Dari Mippedia bahasa Indonesia ringkas, ensiklopedia umum

Horemheb (berarti "Amun Berpesta") adalah Fir'aun terakhir dari Dinasti Kedelapan Belas yang memerintah pada masa Kerajaan Baru (sekitar tahun 1319–1292 SM). Sebelum naik takhta sebagai penguasa absolut, ia merupakan panglima tertinggi angkatan bersenjata Mesir yang memimpin transisi kekuasaan dari dinasti keluarga Amarna menuju era stabilitas hukum baru di bawah junta militer.

Pembersihan jejak Amarna, maklumat hukum anti-korupsi, dan suksesi non-bangsawan meliputi:

  • Pembersihan Ideologi Total (Damnatio Memoriae): Horemheb meluncurkan gerakan politik radikal untuk menghapus total silsilah era Amarna dari catatan sejarah. Ia meruntuhkan kuil-kuil Aten yang tersisa, menyita materialnya untuk proyek bangunan lain, serta menghapus nama Akhenaten, Smenkhkare, Tutankhamun, dan Ay dari daftar resmi raja, mencatat dirinya sebagai penerus langsung dari Amenhotep III.
  • Maklumat Agung Horemheb (Reformasi Hukum): Demi memulihkan keadilan sosial dan kepercayaan masyarakat pasca-krisis internal, ia mengeluarkan Maklumat Agung (Great Edict of Horemheb) yang dipahat pada prasasti batu di Karnak.
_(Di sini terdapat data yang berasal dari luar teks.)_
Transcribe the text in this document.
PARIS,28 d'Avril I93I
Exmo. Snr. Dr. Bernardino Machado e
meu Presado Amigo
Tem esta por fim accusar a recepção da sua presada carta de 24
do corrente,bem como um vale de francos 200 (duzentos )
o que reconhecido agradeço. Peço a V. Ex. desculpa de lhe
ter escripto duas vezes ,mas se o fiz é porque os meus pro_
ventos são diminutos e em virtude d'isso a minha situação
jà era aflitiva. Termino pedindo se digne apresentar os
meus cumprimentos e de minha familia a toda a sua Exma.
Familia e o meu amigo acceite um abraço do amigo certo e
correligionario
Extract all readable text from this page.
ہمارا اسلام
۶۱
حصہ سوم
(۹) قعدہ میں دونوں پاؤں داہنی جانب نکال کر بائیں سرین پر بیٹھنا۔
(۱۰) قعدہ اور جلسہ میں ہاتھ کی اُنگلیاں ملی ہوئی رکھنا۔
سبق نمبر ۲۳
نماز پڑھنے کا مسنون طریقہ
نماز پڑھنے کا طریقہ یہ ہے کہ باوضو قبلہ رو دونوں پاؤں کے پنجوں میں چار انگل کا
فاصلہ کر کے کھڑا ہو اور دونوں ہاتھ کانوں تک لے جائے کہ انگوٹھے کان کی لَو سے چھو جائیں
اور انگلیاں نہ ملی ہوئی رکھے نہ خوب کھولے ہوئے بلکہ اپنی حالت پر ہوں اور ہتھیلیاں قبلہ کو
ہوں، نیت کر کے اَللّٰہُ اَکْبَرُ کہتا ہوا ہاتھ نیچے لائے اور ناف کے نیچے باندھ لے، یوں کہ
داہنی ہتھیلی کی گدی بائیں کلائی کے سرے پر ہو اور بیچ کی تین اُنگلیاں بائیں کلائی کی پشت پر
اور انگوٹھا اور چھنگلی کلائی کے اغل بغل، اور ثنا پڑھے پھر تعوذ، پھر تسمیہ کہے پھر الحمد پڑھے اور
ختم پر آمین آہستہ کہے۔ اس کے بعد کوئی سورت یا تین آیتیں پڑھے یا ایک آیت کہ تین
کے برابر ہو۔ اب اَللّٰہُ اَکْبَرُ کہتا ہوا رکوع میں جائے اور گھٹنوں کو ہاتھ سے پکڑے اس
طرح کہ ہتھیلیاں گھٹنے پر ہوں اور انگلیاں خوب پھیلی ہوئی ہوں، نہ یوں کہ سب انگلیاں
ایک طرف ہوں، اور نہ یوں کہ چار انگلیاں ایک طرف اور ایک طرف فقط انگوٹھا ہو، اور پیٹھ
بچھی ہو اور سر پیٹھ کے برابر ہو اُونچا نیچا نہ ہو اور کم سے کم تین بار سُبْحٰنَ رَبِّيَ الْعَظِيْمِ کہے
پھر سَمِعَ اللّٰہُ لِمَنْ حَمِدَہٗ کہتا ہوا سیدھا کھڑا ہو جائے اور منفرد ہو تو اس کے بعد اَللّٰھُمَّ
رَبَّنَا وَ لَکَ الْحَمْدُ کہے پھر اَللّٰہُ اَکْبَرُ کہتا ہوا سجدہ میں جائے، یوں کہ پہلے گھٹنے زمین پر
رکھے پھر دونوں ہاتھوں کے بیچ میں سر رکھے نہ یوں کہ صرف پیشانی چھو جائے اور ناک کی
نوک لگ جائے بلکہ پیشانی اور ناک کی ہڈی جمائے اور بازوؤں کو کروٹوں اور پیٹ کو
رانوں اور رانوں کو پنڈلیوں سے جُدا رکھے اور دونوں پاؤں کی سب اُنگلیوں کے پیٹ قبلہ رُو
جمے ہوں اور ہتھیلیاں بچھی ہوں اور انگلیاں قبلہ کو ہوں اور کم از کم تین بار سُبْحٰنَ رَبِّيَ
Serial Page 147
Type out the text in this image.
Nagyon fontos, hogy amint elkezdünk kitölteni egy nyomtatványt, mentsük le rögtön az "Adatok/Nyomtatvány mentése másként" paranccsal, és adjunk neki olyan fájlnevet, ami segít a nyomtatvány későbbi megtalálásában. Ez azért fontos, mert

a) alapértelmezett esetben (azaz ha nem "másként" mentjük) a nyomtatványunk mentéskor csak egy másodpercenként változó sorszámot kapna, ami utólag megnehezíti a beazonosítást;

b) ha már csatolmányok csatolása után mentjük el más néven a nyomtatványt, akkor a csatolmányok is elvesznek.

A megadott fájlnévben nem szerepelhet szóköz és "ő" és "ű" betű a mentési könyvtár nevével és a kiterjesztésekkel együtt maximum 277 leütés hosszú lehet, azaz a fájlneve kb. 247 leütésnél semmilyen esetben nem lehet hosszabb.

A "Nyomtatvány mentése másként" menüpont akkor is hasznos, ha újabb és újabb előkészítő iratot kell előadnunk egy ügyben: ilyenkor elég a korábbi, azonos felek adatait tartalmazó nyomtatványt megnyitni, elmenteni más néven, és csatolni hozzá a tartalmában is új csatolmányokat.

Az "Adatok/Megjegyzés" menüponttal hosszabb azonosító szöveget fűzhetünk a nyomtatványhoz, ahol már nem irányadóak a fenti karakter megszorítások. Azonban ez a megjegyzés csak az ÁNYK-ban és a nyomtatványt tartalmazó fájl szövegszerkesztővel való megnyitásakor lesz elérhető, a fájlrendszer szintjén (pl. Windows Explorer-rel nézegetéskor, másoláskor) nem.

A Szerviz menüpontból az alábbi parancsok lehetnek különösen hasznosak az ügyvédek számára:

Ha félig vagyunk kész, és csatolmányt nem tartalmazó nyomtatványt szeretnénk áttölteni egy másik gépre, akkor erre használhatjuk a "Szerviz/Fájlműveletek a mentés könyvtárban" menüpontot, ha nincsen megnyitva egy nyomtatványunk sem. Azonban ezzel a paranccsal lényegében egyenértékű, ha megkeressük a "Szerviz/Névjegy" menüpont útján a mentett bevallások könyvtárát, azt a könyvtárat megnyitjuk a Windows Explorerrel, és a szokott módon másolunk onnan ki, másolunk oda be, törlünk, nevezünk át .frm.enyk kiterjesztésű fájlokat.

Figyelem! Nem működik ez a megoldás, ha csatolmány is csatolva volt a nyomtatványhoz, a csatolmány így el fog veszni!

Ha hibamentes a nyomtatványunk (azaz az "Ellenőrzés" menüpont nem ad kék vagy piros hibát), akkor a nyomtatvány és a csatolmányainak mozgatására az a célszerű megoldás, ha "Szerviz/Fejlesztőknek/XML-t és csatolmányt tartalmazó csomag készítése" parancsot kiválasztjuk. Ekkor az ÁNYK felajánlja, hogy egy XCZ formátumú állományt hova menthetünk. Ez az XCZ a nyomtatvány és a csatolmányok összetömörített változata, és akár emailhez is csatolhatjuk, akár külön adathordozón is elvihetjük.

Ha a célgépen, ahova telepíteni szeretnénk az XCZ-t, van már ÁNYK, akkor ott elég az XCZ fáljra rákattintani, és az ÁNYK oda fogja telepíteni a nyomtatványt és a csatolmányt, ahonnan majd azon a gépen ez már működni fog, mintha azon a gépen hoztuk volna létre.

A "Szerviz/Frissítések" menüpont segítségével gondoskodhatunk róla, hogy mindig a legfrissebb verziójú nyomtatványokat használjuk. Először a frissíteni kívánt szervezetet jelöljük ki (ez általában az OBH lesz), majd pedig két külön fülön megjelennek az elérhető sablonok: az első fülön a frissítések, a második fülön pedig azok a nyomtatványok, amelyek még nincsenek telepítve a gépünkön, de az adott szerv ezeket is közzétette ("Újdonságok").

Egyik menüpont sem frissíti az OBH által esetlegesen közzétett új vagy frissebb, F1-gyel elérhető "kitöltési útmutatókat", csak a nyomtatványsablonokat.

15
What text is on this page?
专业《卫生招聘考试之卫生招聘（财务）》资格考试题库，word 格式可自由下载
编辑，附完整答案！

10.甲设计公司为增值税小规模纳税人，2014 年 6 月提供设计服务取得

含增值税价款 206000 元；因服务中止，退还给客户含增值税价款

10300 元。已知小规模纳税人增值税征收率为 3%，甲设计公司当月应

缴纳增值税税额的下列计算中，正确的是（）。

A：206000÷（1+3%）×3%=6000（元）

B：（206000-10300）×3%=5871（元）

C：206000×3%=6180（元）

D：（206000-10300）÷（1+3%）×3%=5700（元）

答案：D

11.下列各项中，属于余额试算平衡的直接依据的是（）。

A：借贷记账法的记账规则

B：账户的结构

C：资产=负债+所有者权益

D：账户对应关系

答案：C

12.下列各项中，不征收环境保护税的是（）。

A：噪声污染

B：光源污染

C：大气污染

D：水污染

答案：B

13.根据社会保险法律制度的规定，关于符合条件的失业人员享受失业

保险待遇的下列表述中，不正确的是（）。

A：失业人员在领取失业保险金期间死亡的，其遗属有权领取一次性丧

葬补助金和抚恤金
Maklumat ini berisi undang-undang anti-korupsi yang tegas, reformasi sistem peradilan sipil, serta hukuman berat bagi aparat militer yang menyalahgunakan wewenang perpajakan terhadap rakyat.
  • Penunjukan Ramesses I Sebagai Pewaris Takhta: Karena tidak memiliki keturunan jantan untuk mewarisi takhta Fir'aun, Horemheb secara taktis menunjuk wazir agung sekaligus rekan militernya, Paramessu, sebagai putra mahkota yang sah. Manuver politik ini berhasil mengunci stabilitas transisi kekuasaan yang mulus menuju berdirinya Dinasti ke-19.

Sebagai tokoh pemulih ketertiban nasional, reformasi hukum dan restrukturisasi militer Horemheb berhasil menyelamatkan Mesir dari ambang kehancuran anarki domestik.